For the first time, the March of Dimes organization has appointed a kid from Puerto Rico to be National Ambassador next year, a move that signals a shift to prioritizing outreach to a burgeoning U.S. Hispanic community.
The March of Dimes funds lifesaving research and programs to help reduce premature birth, birth defects and infant mortality. Ismael Torres-Castrodad was one of them. Born five weeks prematurely, the now perfectly healthy 13-year-old will travel around the country to speak of his story in the hopes of spreading awareness and hope to millions of affected families.
"It feels really great, more than anything, because I'm representing the organization that helped me become a healthier child and progress through the years," the well-spoken boy from San Juan told Fox News Latino.
Following Ismael's premature birth, he developed jaundice, a respiratory syncytial virus (RSV), a lung infection and pneumonia. Today, though, he is an active boy who loves playing soccer and excels in school.
Ismael's mother, Isamari Castrodad, will accompany Ismael during his yearlong tour around the U.S., and she credits the March of Dimes organization for saving her son's life. After being hospitalized during her pregnancy for having low amniotic fluid, the March of Dimes provided her information about her condition, which she says led to her having a follow-up appointment to be rechecked.
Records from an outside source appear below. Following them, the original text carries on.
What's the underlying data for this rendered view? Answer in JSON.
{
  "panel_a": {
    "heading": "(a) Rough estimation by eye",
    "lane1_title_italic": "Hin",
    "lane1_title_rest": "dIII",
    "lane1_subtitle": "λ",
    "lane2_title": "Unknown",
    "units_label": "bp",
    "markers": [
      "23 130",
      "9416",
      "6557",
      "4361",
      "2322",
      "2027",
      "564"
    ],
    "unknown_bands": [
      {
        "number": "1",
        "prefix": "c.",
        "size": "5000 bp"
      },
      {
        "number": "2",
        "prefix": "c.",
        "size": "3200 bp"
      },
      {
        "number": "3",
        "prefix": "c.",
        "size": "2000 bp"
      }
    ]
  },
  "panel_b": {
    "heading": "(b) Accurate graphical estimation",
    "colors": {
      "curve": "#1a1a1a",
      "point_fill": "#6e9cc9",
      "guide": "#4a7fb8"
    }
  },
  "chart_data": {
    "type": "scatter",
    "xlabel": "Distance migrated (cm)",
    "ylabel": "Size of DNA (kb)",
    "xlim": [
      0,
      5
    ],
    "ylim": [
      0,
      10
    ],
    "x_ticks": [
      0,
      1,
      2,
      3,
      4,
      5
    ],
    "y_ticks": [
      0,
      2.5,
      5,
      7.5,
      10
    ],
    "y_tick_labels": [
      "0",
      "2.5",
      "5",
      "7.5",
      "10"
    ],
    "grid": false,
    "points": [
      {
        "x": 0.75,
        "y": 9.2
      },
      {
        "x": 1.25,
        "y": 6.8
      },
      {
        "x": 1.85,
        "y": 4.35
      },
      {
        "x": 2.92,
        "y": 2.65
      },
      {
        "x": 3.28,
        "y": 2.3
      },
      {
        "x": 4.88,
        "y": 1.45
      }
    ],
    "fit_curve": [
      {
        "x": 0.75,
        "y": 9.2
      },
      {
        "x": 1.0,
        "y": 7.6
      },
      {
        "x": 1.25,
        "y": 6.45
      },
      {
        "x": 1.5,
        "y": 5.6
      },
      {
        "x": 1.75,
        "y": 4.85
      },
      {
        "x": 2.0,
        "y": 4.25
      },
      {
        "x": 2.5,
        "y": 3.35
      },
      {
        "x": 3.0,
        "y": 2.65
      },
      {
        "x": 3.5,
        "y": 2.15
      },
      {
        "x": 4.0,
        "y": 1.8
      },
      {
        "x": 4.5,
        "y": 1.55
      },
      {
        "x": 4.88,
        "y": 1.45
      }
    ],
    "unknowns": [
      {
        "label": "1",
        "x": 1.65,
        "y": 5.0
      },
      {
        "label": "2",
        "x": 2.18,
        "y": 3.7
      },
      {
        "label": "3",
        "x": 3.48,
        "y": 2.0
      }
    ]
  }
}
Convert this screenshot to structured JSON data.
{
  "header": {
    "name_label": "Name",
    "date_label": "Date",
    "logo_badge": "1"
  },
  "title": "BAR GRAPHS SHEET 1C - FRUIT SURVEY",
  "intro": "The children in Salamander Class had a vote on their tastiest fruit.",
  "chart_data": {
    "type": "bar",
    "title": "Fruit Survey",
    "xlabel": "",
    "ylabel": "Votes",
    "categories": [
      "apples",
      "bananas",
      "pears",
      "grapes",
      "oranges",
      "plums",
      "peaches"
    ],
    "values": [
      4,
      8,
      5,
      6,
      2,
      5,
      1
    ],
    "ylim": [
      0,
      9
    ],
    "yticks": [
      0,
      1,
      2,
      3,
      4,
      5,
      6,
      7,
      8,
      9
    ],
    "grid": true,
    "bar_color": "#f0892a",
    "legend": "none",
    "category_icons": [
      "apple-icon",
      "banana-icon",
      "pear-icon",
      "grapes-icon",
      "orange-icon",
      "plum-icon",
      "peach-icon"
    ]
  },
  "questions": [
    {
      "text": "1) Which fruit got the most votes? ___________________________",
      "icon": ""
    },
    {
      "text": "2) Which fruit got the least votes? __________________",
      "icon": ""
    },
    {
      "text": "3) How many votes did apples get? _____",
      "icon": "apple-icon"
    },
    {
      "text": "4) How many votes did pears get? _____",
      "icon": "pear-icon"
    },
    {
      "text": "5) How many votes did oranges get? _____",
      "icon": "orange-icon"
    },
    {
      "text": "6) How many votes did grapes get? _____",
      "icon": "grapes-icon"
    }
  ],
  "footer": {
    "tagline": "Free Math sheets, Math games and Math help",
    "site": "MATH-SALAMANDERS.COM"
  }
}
She asked more questions and requested more tests during her visit with the doctor – two days later she underwent an emergency C-section and Ismael was born.
"I got the information [from March of Dimes]," Isamari said. "I empowered myself, and I think that made the whole difference."
The move to appoint Ismael as the organization's new bilingual national face and voice is the latest move by the March of Dimes to increase outreach and awareness to Hispanic families. Fact is, Latinas have babies at a greater rate each year than any other racial or ethnic group in the United States. Babies born to Hispanic women are also about 20 percent more likely to have a neural tube defect than non-Hispanic white women, according to the organization, though it's not entirely understood why.
Last year, the organization started a Spanish language website called nacersano.org, providing educational information and awareness to Spanish-speaking families. They also have appointed Latin Grammy Award winning artist Thalia as a global spokeswoman.
The information cards given out by Ismael and his mother during the national tour this year will be in both English and Spanish for the first time. Both are especially proud to represent Puerto Rico, which as a U.S. territory joined three other states given a failing grade by the March of Dimes Birth Report Card, which monitors pre-term birth rates worldwide.
Puerto Rico has a long way to go, but both mother and son are confident they can help be part of the solution.
"I find that we can reach a bigger range of people and tell them about the organization, tell them that they are not alone and that the March of Dimes can and will help them," Ismael said.
His proud mother agreeing, "I always say he has to pay it forward, he's helping because he's been helped before."